Tips and Tricks¶

Model Initialisation¶

Base Model Initialisation

When instantiating the model subclass, it is essential that the neworder.Model base class is explicitly initialised. It must be supplied with a Timeline object and (optionally) a seeding function for the Monte-Carlo engine. Failure to do this will result in a runtime error.

For example, use this initialisation pattern:

class MyModel(neworder.Model):
  def __init__(self, args...) -> None:
    timeline = ... # initialise an appropriate timeline
    seeder = ... # (optional) set an appropriate seeding function
    # this line is essential:
    super().__init__(timeline, seeder)
    # now initialise the subclass...

Custom Seeding Strategies¶

Note

neworder random streams use the Mersenne Twister pseudorandom generator, as implemented in the C++ standard library.
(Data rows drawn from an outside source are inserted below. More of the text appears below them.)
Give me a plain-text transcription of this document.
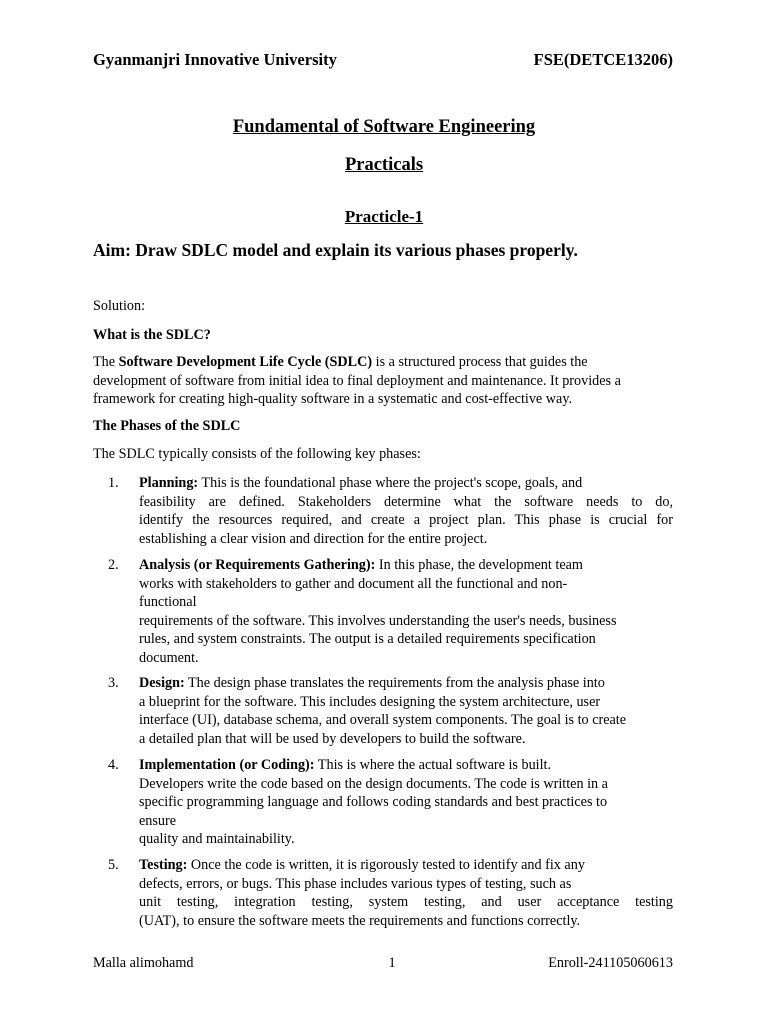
Gyanmanjri Innovative University	FSE(DETCE13206)
Fundamental of Software Engineering
Practicals
Practicle-1
Aim: Draw SDLC model and explain its various phases properly.
Solution:
What is the SDLC?
The Software Development Life Cycle (SDLC) is a structured process that guides the
development of software from initial idea to final deployment and maintenance. It provides a
framework for creating high-quality software in a systematic and cost-effective way.
The Phases of the SDLC
The SDLC typically consists of the following key phases:
1. Planning: This is the foundational phase where the project's scope, goals, and
feasibility are defined. Stakeholders determine what the software needs to do,
identify the resources required, and create a project plan. This phase is crucial for
establishing a clear vision and direction for the entire project.
2. Analysis (or Requirements Gathering): In this phase, the development team
works with stakeholders to gather and document all the functional and non-
functional
requirements of the software. This involves understanding the user's needs, business
rules, and system constraints. The output is a detailed requirements specification
document.
3. Design: The design phase translates the requirements from the analysis phase into
a blueprint for the software. This includes designing the system architecture, user
interface (UI), database schema, and overall system components. The goal is to create
a detailed plan that will be used by developers to build the software.
4. Implementation (or Coding): This is where the actual software is built.
Developers write the code based on the design documents. The code is written in a
specific programming language and follows coding standards and best practices to
ensure
quality and maintainability.
5. Testing: Once the code is written, it is rigorously tested to identify and fix any
defects, errors, or bugs. This phase includes various types of testing, such as
unit testing, integration testing, system testing, and user acceptance testing
(UAT), to ensure the software meets the requirements and functions correctly.
Malla alimohamd	1	Enroll-241105060613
neworder provides three basic seeding functions which initialise the model's random stream so that they are either non-reproducible (neworder.MonteCarlo.nondeterministic_stream), or reproducible and either identical (neworder.MonteCarlo.deterministic_identical_stream) or independent across parallel runs (neworder.MonteCarlo.deterministic_independent_stream). Typically, a user would select identical streams (and perturbed inputs) for sensitivity analysis, and independent streams (with identical inputs) for convergence analysis.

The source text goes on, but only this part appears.